Noise level evaluation

As a negative control, we measured the fluorescence intensity of the microarray spot to which the non-specific antibody was bound. Using the negative control data (S2 Data), the noise contribution to the maximal STR was estimated as 0.10 min−1.

Statistics

Bayesian statistics were applied to analyze the STR at each step. For the Markov-chain Monte Carlo method, we used the R program (https://www.r-project.org/; Rstan; http://mc-stan.org/users/interfaces/rstan) to generate random numbers to obtain a posterior predictive distribution of the average entropy change rate. The Rhat value was 1.0 (Rhat is a Markov-chain Monte Carlo convergence index, and the series of values is generally considered as "converged" when Rhat ≤ 1.1). In this study, Rhat ≤ 1.1 in the calculation.

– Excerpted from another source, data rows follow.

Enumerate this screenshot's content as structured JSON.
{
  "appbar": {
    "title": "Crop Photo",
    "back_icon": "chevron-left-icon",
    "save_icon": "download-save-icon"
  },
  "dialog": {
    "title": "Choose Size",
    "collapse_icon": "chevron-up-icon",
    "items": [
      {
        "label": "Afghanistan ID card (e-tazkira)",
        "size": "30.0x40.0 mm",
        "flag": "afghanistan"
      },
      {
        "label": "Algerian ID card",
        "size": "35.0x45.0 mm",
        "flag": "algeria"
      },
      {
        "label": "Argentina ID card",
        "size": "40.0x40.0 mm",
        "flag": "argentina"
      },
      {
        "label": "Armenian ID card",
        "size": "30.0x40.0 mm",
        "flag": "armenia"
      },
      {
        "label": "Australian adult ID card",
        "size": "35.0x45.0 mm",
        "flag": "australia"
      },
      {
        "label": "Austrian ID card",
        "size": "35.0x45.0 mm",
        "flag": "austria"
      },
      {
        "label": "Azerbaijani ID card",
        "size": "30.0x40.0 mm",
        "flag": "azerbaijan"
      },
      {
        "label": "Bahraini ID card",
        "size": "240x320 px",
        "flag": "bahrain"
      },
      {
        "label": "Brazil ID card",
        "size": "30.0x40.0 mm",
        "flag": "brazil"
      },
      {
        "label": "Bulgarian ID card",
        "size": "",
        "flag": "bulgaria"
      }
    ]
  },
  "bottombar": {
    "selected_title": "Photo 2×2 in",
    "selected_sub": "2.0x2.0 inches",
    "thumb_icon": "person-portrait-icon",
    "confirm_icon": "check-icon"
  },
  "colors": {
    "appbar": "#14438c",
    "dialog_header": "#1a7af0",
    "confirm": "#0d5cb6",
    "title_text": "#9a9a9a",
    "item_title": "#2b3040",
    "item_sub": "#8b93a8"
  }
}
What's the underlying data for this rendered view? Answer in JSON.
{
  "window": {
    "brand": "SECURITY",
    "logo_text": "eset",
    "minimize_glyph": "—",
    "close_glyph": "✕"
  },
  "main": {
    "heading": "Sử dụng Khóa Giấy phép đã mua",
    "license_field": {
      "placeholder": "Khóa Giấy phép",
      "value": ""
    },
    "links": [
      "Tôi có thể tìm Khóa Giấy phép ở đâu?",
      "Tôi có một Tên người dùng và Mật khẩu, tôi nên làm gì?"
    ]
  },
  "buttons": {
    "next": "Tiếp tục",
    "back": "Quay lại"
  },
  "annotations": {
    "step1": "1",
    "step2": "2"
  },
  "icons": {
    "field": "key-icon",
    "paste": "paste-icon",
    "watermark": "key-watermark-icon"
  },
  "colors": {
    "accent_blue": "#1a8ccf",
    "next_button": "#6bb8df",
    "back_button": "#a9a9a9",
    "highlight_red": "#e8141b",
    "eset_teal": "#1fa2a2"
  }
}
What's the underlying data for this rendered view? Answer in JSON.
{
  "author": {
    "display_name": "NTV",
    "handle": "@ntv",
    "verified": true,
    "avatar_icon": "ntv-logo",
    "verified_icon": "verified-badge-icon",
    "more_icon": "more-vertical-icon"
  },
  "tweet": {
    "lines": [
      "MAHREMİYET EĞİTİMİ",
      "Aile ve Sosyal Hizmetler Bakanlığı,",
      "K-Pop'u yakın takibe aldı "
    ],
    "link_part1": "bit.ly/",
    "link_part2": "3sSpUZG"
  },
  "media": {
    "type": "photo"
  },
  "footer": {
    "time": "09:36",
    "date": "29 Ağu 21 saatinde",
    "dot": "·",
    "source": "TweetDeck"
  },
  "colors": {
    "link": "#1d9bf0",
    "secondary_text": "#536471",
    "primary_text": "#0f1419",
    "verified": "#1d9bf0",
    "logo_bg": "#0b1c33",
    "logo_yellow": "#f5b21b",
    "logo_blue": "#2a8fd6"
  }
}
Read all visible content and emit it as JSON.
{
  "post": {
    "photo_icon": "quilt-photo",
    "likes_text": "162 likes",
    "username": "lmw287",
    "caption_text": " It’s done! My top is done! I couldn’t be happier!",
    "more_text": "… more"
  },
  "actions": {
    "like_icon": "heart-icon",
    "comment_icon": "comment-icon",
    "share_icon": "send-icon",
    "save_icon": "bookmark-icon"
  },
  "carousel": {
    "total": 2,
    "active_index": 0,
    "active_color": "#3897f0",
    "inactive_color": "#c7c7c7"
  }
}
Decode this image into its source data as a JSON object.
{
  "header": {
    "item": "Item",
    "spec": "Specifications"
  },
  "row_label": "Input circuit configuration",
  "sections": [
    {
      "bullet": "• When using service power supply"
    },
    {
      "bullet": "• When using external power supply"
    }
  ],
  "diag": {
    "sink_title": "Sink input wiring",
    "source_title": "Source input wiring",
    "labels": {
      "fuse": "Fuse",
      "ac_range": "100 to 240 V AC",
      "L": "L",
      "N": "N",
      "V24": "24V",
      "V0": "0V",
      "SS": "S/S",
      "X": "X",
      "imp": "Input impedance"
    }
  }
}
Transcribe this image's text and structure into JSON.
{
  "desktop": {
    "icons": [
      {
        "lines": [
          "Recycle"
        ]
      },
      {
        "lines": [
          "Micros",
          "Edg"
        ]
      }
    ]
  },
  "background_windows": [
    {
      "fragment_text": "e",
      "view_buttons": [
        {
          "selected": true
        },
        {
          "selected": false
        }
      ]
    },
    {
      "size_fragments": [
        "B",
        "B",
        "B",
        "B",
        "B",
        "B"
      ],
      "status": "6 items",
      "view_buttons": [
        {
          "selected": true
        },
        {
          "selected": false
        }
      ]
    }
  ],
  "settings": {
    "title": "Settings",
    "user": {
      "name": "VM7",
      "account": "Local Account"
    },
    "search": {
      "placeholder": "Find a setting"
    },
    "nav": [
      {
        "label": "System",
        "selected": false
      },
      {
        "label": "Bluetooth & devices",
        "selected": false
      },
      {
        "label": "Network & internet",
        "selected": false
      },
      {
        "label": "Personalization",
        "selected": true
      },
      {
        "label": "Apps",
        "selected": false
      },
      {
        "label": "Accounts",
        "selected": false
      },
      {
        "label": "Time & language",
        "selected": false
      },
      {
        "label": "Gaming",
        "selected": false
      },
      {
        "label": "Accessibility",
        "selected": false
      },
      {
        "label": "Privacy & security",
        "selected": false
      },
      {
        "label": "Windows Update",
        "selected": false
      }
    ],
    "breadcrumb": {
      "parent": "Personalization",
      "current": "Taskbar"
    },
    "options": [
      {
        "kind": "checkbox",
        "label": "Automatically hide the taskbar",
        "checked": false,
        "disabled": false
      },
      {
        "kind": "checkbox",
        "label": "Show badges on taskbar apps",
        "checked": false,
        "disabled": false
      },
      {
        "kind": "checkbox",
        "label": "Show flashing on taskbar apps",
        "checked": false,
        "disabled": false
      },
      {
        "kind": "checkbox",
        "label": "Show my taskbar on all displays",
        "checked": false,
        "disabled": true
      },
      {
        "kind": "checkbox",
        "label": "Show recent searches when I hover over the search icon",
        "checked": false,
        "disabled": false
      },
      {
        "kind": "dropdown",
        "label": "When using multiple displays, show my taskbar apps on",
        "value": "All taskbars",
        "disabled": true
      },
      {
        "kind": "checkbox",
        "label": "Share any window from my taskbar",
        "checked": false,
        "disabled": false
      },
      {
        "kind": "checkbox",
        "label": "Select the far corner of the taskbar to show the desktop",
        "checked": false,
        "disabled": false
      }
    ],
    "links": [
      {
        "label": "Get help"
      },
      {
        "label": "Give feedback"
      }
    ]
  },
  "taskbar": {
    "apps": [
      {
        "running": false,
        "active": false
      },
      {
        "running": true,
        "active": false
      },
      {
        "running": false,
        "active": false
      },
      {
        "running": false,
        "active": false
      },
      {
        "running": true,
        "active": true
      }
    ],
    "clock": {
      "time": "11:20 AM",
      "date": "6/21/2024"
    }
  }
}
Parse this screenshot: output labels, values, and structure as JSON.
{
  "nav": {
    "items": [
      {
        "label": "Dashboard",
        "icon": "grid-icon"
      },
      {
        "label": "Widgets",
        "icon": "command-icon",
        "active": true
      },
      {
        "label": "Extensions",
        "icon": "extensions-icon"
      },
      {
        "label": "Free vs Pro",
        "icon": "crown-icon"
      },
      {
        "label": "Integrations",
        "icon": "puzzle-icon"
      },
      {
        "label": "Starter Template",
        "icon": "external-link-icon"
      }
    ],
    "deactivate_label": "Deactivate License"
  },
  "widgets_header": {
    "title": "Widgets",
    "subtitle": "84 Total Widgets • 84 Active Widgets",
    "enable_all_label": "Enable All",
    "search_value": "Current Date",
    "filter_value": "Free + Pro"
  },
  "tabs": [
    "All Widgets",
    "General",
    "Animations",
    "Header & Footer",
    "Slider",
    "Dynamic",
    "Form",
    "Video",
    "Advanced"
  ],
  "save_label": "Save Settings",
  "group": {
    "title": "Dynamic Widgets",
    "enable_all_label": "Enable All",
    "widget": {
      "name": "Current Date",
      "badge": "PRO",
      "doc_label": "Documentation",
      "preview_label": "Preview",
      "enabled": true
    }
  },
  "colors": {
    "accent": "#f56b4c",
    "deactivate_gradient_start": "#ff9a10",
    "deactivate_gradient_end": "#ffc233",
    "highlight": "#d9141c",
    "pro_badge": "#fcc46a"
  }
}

Measured STR values from five to six experiments were input to the algorithm. Outliers were excluded; however, a minimum of five replicate values was used.

Two-dimensional reduction analysis

We conducted a two-dimensional reduction analysis using the Mathematica software (Wolfram, IL, USA). The raw data are shown in S2 Data. The STR data were represented by a four-dimensional vector, excluding the minimum and maximum data as outliers. The Mathematica core was as follows: vectors = {{a11, a12, a13, a14, a15}, (a21, a22, a23, a24, a25),…,{aj1, aj2, aj3, aj4, aj5},…}; DimensionReduce[vectors, 2]. {aj1, aj2, aj3, aj4, aj5} indicates the list of the mean of the STR of the jth molecule. The vertical and horizontal axes represent the relative topological distances determined in the dimension reduction analysis. The distribution pattern indicates the relationship between the STR data, and clustering of the data in the plots indicates correlation of those data.